While it certainly makes sense why health insurance premiums have risen, that doesn’t change the fact that these significant cost increases are difficult for many employers, families and individuals to bear. There are some solutions that can help mitigate the increased costs of health care but they are not quick fixes. Real, lasting change to the issue of rising health care costs would involve cooperation from the health care industry, insurers, employers and individuals.

One increasingly popular option for combating high health care premiums is high deductible insurance plans. These plans generally have a lower premium but require a higher out of pocket expense from the insured. The aim of these plans is to involve individuals in the choices and costs of their care by making them more financially responsible for some of the cost.

For example, having a higher deductible plan could encourage individuals to go to their primary care physician for a minor medical issue rather than the more convenient, but more expensive, urgent care center. With participants responsible for a larger percentage of out of pocket costs, they are more likely to choose both effective and cost efficient care options.

We can all also contribute to lowering health care costs by taking better care of our health and fitness. For employers, it is especially important to encourage and incentivize employees to be mindful of their health. Simple changes such as increased exercise and mobility, better nutrition, and proactive preventative care can go a long way towards reducing health care costs over an individual’s lifetime.
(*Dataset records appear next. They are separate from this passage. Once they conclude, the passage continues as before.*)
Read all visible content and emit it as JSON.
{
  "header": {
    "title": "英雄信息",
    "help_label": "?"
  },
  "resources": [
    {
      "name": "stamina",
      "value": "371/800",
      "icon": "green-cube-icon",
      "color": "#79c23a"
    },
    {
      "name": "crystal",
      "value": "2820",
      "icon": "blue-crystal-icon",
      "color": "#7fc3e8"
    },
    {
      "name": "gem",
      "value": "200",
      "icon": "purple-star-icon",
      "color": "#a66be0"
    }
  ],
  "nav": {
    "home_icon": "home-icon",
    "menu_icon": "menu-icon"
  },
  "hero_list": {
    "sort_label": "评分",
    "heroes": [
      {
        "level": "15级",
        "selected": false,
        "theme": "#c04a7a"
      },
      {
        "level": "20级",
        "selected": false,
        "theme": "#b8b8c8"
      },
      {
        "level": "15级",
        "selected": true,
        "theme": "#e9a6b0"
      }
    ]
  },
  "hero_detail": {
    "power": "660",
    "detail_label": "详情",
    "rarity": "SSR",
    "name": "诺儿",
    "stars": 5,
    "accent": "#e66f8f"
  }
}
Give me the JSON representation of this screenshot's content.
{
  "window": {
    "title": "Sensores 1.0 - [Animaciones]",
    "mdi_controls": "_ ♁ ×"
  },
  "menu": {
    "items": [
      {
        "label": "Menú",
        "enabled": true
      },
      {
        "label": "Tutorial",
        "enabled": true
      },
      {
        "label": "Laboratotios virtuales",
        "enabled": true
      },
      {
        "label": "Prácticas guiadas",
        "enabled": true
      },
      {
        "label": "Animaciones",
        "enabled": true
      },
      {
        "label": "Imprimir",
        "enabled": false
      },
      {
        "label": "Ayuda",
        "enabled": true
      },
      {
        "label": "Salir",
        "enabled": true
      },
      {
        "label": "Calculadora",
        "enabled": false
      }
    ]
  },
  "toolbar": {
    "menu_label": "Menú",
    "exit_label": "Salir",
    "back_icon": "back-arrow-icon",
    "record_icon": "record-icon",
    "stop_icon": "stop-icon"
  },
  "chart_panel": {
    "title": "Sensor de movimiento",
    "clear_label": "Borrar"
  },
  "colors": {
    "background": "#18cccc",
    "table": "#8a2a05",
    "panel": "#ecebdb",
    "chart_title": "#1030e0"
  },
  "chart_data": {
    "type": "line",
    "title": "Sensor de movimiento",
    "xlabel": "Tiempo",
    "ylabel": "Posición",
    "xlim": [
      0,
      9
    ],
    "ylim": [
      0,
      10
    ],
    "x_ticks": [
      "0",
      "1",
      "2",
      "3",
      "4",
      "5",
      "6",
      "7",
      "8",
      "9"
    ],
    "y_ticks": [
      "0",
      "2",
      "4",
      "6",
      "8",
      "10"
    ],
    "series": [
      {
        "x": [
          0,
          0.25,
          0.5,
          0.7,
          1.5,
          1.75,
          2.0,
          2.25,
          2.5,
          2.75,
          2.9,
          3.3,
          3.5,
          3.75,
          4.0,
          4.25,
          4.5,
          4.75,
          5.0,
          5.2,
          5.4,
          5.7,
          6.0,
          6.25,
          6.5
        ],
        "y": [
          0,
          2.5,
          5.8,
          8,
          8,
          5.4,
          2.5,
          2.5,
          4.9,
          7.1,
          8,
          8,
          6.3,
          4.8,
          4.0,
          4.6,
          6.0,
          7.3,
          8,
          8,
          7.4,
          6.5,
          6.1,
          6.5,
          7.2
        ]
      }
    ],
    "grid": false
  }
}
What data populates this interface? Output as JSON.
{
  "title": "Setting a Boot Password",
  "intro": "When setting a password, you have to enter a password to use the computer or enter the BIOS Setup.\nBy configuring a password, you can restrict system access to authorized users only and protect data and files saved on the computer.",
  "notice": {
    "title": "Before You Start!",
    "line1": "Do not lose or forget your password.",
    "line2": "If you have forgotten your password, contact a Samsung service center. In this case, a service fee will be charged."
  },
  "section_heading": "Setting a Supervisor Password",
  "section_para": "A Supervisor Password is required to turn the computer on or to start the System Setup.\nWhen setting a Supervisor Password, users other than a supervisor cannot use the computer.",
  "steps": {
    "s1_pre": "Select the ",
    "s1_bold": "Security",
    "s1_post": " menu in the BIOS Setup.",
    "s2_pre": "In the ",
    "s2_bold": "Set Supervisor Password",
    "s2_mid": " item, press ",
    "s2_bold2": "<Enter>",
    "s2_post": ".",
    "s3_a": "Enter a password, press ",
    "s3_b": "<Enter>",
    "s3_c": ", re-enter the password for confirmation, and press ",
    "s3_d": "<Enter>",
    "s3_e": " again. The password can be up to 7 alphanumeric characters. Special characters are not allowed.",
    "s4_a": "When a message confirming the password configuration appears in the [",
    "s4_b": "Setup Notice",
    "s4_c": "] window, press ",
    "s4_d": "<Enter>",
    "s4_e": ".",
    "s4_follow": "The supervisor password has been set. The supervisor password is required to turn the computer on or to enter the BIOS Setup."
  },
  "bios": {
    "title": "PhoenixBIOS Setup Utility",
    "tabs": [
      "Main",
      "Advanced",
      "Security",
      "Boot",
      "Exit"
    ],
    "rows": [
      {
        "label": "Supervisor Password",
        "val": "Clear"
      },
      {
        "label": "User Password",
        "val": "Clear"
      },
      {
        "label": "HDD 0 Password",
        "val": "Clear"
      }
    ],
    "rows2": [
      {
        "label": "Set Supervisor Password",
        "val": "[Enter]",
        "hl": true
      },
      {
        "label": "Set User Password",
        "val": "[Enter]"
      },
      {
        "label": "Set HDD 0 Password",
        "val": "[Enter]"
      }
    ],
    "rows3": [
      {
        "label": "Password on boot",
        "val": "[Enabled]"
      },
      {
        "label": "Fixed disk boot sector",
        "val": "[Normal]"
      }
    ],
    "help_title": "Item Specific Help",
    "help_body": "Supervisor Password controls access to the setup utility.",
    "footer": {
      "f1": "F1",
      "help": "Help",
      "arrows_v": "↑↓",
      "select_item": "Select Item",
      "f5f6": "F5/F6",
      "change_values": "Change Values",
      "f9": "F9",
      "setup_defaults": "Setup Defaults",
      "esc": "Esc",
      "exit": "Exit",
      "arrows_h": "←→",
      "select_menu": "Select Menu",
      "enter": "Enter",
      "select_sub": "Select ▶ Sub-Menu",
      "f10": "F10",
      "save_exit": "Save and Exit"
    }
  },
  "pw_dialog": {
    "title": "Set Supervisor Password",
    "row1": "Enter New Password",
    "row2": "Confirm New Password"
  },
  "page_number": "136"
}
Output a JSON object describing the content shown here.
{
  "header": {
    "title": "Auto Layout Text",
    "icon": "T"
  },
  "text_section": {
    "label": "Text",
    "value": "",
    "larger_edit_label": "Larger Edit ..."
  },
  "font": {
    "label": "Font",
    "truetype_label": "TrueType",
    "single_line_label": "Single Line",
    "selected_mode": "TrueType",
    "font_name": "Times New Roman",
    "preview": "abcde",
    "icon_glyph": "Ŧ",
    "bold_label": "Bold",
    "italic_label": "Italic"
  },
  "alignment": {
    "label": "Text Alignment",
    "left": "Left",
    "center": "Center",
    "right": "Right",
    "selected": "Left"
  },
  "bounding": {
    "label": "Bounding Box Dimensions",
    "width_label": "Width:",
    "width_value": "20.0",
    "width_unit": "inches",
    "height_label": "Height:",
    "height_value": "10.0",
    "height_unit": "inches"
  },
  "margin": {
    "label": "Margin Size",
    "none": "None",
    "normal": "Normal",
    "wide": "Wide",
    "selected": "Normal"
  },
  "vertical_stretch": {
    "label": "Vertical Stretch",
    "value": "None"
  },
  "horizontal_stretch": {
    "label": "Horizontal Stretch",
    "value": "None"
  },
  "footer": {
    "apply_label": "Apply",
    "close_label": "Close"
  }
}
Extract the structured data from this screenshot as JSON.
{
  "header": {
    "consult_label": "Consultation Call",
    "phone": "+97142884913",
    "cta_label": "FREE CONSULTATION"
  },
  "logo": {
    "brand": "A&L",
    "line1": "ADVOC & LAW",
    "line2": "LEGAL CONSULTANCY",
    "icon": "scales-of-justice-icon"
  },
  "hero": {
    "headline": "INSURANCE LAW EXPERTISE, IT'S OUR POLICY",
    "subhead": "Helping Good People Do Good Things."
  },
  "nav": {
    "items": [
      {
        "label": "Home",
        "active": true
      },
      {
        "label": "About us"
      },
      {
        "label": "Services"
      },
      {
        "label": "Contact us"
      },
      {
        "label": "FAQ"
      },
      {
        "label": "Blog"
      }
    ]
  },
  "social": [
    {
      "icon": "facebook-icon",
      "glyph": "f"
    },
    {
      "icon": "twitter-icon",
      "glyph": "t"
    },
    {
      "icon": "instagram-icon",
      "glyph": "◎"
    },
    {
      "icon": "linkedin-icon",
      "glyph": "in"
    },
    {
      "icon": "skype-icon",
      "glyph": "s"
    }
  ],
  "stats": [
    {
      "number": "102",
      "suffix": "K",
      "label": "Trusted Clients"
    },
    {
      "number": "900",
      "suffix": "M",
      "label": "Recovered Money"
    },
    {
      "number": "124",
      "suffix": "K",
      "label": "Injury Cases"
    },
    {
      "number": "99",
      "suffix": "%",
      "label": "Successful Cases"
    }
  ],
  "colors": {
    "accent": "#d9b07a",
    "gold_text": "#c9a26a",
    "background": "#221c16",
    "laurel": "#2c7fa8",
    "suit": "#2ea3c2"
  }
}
A large percentage of health care costs are dedicated to the treatment and management of preventable diseases like diabetes, heart problems, and other obesity-related illnesses. Positive lifestyle changes such as those listed above can be a preventative measure for many of these diseases.

While health insurance premiums have risen dramatically, they have kept pace with the increasing cost and quality of health care provided to Americans. We can all have a hand in helping to mitigate these rising costs by making ourselves educated consumers in the health care system and taking the proper lifestyle steps to prevent major health concerns in the future.